Pada dialog ini, ditekankan pasal 28 huruf F, Undang-Undang Negara Kesatuan Republik Indonesia, setiap warga berhak-hak berinteraksi, berkomunikasi dan memperoleh informasi dalam rangka pengembangan diri, lingkungan dan sosialnya.
Ketua Komisi Informasi, Idris Kunte mengatakan ada tiga tugas utama negara, yang diamanatkan dalam undang-undang.
Pertama, menjalankan pemerintahan, kedua melaksanakan pembangunan, dan yang ketiga adalah memberikan pelayanan,” buka Idris pada awal diskusi.

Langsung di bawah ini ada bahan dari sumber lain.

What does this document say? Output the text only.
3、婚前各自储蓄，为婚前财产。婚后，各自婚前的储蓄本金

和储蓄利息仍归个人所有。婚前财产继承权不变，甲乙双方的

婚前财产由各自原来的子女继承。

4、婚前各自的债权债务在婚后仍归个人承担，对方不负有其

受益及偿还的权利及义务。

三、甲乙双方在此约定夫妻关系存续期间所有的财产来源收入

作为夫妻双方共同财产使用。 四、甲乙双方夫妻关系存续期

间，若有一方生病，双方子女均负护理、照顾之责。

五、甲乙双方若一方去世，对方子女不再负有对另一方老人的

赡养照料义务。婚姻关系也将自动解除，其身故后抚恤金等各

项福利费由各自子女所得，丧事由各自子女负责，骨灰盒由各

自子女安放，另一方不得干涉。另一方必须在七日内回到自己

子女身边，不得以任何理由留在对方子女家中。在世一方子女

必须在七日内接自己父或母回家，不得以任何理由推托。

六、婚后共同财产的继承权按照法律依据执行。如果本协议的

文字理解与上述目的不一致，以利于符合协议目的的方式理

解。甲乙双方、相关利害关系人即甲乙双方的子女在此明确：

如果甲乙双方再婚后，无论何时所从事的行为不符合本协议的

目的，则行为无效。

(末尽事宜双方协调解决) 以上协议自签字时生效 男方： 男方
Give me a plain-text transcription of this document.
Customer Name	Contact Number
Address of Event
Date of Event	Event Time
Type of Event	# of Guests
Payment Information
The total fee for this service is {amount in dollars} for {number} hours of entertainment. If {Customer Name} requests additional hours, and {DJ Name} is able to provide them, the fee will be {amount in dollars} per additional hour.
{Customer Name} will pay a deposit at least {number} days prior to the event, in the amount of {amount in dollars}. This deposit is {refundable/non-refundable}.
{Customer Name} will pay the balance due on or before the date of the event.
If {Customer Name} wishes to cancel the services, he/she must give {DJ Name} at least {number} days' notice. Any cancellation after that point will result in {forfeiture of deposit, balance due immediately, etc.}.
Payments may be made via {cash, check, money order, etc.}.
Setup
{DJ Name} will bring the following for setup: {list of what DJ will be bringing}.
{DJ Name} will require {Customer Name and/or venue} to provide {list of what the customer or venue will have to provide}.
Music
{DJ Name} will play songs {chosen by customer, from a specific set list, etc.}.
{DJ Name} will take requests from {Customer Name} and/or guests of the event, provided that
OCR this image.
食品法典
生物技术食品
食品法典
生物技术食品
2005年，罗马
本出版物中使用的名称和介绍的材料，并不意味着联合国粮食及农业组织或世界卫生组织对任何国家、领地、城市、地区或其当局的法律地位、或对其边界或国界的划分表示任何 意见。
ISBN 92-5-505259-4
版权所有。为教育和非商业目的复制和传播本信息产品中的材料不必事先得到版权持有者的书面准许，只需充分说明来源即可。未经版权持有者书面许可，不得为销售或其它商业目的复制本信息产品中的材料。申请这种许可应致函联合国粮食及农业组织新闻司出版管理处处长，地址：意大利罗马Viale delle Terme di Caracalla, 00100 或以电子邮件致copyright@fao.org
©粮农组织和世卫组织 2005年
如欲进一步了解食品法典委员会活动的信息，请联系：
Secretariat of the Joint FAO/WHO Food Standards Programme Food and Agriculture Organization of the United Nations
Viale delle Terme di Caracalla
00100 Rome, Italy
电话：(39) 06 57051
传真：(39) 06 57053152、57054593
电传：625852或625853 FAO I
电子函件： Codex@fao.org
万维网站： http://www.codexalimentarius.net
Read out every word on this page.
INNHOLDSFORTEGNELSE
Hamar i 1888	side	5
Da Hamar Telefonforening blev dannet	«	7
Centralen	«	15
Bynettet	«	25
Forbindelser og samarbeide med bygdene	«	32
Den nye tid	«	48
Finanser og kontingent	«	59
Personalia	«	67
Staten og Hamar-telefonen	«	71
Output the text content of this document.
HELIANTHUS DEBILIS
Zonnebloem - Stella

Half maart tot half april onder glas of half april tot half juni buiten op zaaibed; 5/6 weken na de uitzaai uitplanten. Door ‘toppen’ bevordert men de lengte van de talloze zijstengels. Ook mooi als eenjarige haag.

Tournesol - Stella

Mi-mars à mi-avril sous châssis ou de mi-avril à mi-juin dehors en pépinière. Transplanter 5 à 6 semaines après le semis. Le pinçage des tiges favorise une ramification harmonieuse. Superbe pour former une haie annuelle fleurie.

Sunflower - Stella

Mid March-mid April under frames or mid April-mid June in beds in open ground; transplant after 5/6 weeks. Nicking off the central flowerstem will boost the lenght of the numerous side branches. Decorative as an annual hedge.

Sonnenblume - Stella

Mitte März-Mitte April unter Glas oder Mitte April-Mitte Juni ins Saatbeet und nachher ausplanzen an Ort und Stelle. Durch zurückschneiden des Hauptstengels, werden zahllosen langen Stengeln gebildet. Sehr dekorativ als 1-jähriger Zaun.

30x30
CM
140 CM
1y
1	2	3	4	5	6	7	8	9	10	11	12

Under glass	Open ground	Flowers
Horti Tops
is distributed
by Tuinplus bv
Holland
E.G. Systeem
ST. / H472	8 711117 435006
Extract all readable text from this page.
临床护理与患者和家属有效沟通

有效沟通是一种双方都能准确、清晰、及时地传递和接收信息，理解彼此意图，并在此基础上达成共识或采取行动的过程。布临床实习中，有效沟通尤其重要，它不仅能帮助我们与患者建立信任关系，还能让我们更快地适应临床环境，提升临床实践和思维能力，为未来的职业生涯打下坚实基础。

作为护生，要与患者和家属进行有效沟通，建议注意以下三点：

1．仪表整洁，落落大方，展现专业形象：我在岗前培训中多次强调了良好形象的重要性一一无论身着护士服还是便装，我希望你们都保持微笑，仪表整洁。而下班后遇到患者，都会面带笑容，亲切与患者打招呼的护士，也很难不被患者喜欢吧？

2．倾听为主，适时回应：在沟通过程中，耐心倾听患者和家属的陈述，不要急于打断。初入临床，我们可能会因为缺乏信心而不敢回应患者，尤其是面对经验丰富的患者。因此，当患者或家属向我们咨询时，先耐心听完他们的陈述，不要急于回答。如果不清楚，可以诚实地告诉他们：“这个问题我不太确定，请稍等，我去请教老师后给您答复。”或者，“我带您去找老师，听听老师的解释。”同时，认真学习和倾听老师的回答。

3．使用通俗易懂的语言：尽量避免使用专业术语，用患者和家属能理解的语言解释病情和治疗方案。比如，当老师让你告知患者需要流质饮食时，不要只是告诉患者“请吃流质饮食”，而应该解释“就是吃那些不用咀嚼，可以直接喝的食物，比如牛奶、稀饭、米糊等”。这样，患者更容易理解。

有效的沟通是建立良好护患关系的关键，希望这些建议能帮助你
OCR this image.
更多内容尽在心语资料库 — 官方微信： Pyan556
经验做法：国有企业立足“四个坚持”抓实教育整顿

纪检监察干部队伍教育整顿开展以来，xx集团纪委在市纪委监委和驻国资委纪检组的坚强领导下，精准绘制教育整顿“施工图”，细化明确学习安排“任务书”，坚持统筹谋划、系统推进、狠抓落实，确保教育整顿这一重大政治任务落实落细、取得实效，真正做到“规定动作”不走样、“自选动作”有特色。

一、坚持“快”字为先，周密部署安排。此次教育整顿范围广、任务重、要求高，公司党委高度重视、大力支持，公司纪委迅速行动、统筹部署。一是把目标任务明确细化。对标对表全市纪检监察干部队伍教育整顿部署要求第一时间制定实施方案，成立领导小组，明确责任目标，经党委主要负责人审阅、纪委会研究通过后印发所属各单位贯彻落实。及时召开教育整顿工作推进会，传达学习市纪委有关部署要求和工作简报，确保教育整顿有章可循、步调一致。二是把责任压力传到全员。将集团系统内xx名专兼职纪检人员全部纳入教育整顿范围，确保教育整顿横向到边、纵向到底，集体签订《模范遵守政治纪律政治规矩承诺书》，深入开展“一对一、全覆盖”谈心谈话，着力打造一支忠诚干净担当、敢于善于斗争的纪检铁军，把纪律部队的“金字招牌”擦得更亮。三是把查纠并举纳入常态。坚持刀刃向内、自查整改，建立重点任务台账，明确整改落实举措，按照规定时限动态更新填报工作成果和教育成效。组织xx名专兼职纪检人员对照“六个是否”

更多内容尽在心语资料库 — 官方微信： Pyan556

Idris juga mempertegas, jika ada Badan Publik dengan sengaja menutupi informasi kepada masyarakat, maka wajib lapor di Komisi Informasi.
“Jika hak warga untuk mendapatkan informasi tidak dipenuhi oleh instansi terkait, silahkan bisa langsung melakukan pengaduan dalam bentuk online (SIPSI) atau datang langsung ke kantor,” Tegas Idris
Sementara itu, Idris berharap dengan wadah diskusi kali ini untuk menyatukan satu persepsi pentingnya keterbukaan informasi publik.
“Keterbukaan informasi ini akan menjadi kunci dalam rangka transparansi pembangunan daerah, dari perencanaan, pelaksanaan serta pertanggungjawaban,” Tutup Idris.